La Serbia si scopre sull’orlo del default
Disoccupazione, inflazione e nuovi poveri in crescita. Ma il rapporto fra debito pubblico e Pil lasciano margini di recupero
di Stefano Giantin
 BELGRADO. Disoccupazione (25%) e inflazione in crescita (6% annuo a giugno), nuovi poveri che ingrossano le file di quelli di lungo corso. Perfino un paventato rischio bancarotta per il Paese balcanico. La Serbia sembra essere in bilico tra le rassicurazioni da parte della classe politica, che garantisce che tutto o quasi procede per il verso giusto. E indicatori economici che dipingono un quadro ben diverso.
 Cosa sta succedendo a Belgrado? La Serbia «ha davanti una dura realtà, fatta di un deficit di bilancio in aumento, economia in declino e moneta sostanzialmente deprezzata», ha scritto di recente il Financial Times. FT che non vede altra soluzione per Belgrado che quella «di rivolgersi all’Fmi» per un prestito salva-conti pubblici. Fmi che arriverà in missione in Serbia a settembre per negoziare una nuova linea di credito. Un nuovo prestito, un segnale che un Paese entra in una fase «di bancarotta» perché non può onorare i debiti, ha rincarato Vladimir Gligorov, economista al Vienna Institute for International Economic Studies
 Che qualcosa non funzioni al meglio, in Serbia, lo dimostrano le parole del neo-ministro dell’Economia e delle Finanze, Mladjan Dinkic, a proposito dell’investimento Fiat in Serbia. «Alla Fiat chiediamo comprensione perché il governo serbo, nel 2012, potrebbe non essere in grado di soddisfare tutti gli obblighi finanziari contratti col Lingotto a causa delle restrizioni nel budget statale».
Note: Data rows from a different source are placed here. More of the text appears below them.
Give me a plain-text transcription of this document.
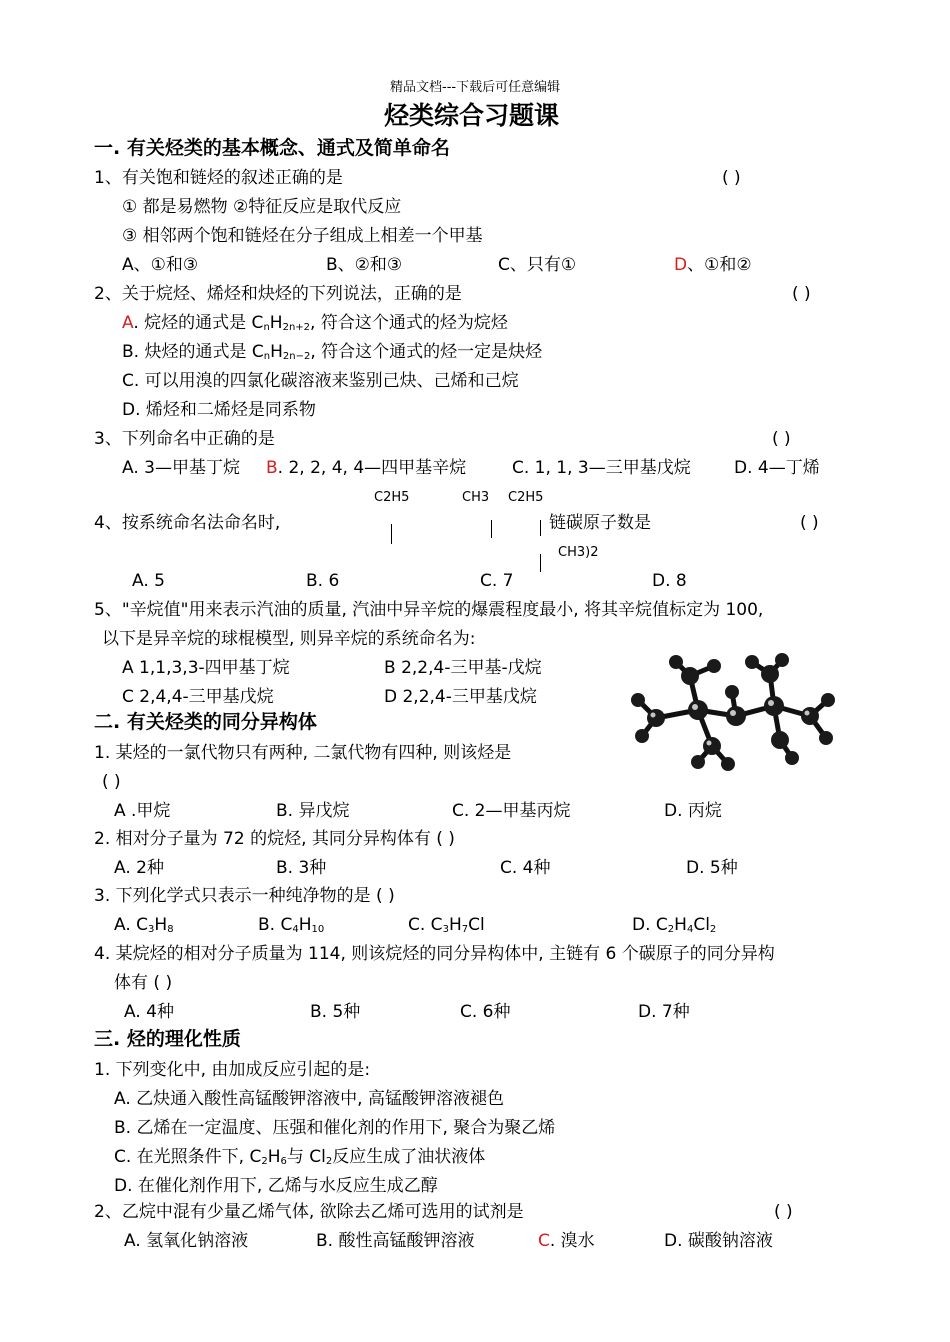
精品文档---下载后可任意编辑
烃类综合习题课
一. 有关烃类的基本概念、通式及简单命名
1、有关饱和链烃的叙述正确的是	( )
① 都是易燃物 ②特征反应是取代反应
③ 相邻两个饱和链烃在分子组成上相差一个甲基
A、①和③	B、②和③	C、只有①	D、①和②
2、关于烷烃、烯烃和炔烃的下列说法，正确的是	( )
A. 烷烃的通式是 $C_nH_{2n+2}$, 符合这个通式的烃为烷烃
B. 炔烃的通式是 $C_nH_{2n-2}$, 符合这个通式的烃一定是炔烃
C. 可以用溴的四氯化碳溶液来鉴别己炔、己烯和己烷
D. 烯烃和二烯烃是同系物
3、下列命名中正确的是	( )
A. 3—甲基丁烷 B. 2, 2, 4, 4—四甲基辛烷	C. 1, 1, 3—三甲基戊烷	D. 4—丁烯
C2H5	CH3 C2H5
4、按系统命名法命名时,	链碳原子数是	( )
CH3)2
A. 5	B. 6	C. 7	D. 8
5、"辛烷值"用来表示汽油的质量, 汽油中异辛烷的爆震程度最小, 将其辛烷值标定为 100,
以下是异辛烷的球棍模型, 则异辛烷的系统命名为:
A 1,1,3,3-四甲基丁烷	B 2,2,4-三甲基-戊烷
C 2,4,4-三甲基戊烷	D 2,2,4-三甲基戊烷
二. 有关烃类的同分异构体
1. 某烃的一氯代物只有两种, 二氯代物有四种, 则该烃是
( )
A .甲烷	B. 异戊烷	C. 2—甲基丙烷	D. 丙烷
2. 相对分子量为 72 的烷烃, 其同分异构体有 ( )
A. 2种	B. 3种	C. 4种	D. 5种
3. 下列化学式只表示一种纯净物的是 ( )
A. $C_3H_8$	B. $C_4H_{10}$	C. $C_3H_7Cl$	D. $C_2H_4Cl_2$
4. 某烷烃的相对分子质量为 114, 则该烷烃的同分异构体中, 主链有 6 个碳原子的同分异构
体有 ( )
A. 4种	B. 5种	C. 6种	D. 7种
三. 烃的理化性质
1. 下列变化中, 由加成反应引起的是:
A. 乙炔通入酸性高锰酸钾溶液中, 高锰酸钾溶液褪色
B. 乙烯在一定温度、压强和催化剂的作用下, 聚合为聚乙烯
C. 在光照条件下, $C_2H_6$与 $Cl_2$反应生成了油状液体
D. 在催化剂作用下, 乙烯与水反应生成乙醇
2、乙烷中混有少量乙烯气体, 欲除去乙烯可选用的试剂是	( )
A. 氢氧化钠溶液	B. 酸性高锰酸钾溶液	C. 溴水	D. 碳酸钠溶液
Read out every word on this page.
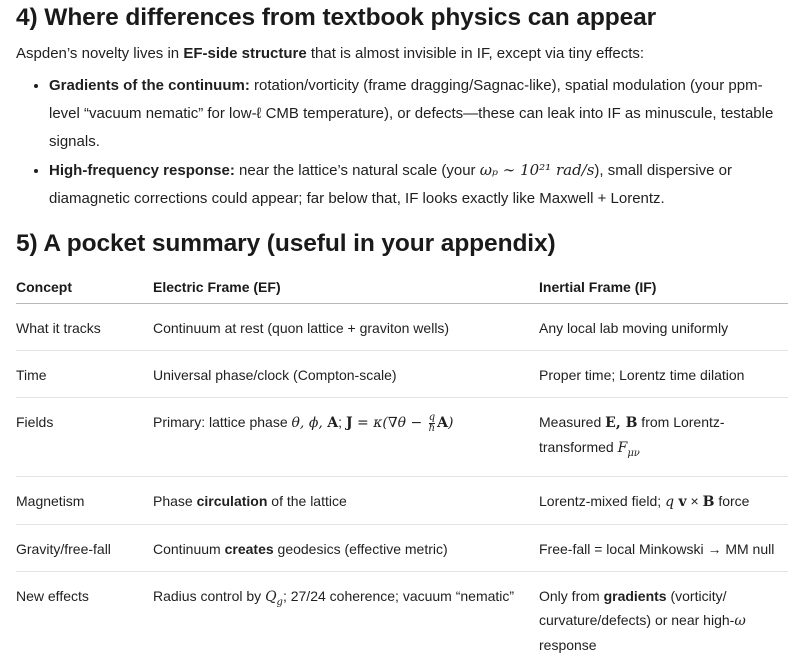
4) Where differences from textbook physics can appear

Aspden’s novelty lives in EF-side structure that is almost invisible in IF, except via tiny effects:

• Gradients of the continuum: rotation/vorticity (frame dragging/Sagnac-like), spatial modulation (your ppm-level “vacuum nematic” for low-ℓ CMB temperature), or defects—these can leak into IF as minuscule, testable signals.
• High-frequency response: near the lattice’s natural scale (your ωₚ ∼ 10²¹ rad/s), small dispersive or diamagnetic corrections could appear; far below that, IF looks exactly like Maxwell + Lorentz.
5) A pocket summary (useful in your appendix)
Concept	Electric Frame (EF)	Inertial Frame (IF)
What it tracks	Continuum at rest (quon lattice + graviton wells)	Any local lab moving uniformly
Time	Universal phase/clock (Compton-scale)	Proper time; Lorentz time dilation
Fields	Primary: lattice phase θ, ϕ, A; $J = \kappa(\nabla\theta - \frac{q}{ħ} A)$	Measured E, B from Lorentz-transformed $F_{\mu\nu}$
Magnetism	Phase circulation of the lattice	Lorentz-mixed field; q v × B force
Gravity/free-fall	Continuum creates geodesics (effective metric)	Free-fall = local Minkowski → MM null
New effects	Radius control by $Q_g$; 27/24 coherence; vacuum “nematic”	Only from gradients (vorticity/ curvature/defects) or near high-ω response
 Indizi non positivi, insomma. Ma cosa devono aspettarsi i serbi nel prossimo futuro? Belgrado ha sperimentato «un calo del Pil nella prima metà dell’anno pari all’1% rispetto allo stesso periodo del 2011. È ragionevole attendersi, anche con un debole miglioramento a fine 2012, un -0,5/1% del Pil» annuo, spiega via email l’economista Goran Nikolic. Pure «la produzione industriale conoscerà un declino del 2%», aggiunge. «I movimenti dei maggiori indicatori dell’economia reale in Serbia dipendono dalle tendenze nell’Eurozona, che ora non sono promettenti», specifica poi, «in particolare dal calo del Pil» nell’Ue. Per Belgrado, infatti, è importante tenere conto della «domanda di importazioni e del flusso di capitali, come gli investimenti stranieri, che arrivano principalmente dall’Eurozona e da Paesi candidati» all’ingresso nell’Ue.
 E il “rischio bancarotta”, è concreto? Ci sono due facce della medaglia, spiega al Piccolo Jasna Atanasijevic, capo-economista alla Hypo Alpe-Adria in Serbia. «C’è un alto e in aumento deficit fiscale, che si spera ora venga contenuto e ridotto, ma allo stesso tempo non può essere eliminato rapidamente», spiega. «Quando non si può cancellarlo», lo Stato è obbligato «a vendere proprietà o a fare nuovi debiti. L’indebitamento in Serbia è a un livello allarmante dato che ha raggiunto il 50% del Pil», aggiunge. «Con gli alti tassi d’interesse con cui la Serbia s’indebita e con le povere prospettive economiche di crescita dell’economia reale», specifica Atanasijevic, «il deficit fiscale rimarrà sotto pressione e i bisogni finanziari del Paese cresceranno, poiché è necessario in ogni momento rifinanziare i debiti in maturazione con nuovi debiti».
 Ma c’è anche un altro aspetto. Che fa ben sperare. «La Serbia ha un rapporto debito pubblico/Pil moderato» rispetto ad altri Paesi, come l’Italia. «E grazie al basso Pil pro capite ci sono ancora ampie opportunità di migliorare la produttività e di raggiungere una crescita economica basata su piccoli investimenti, sia in termini relativi sia assoluti», prospetta Atanasijevic. In termini generali, l’allarme suona dunque «un po’ esagerato», conclude. «Nondimeno, non va negato che servano subito riforme per ribilanciare la struttura economica nel medio termine, in un modo che si riduca il deficit fiscale e commerciale e di conseguenza la dipendenza dal debito con l’estero». Riforme che arriveranno in tempi brevi, la promessa ricorrente della classe dirigente serba. Un impegno che, viste le premesse, va mantenuto al più presto.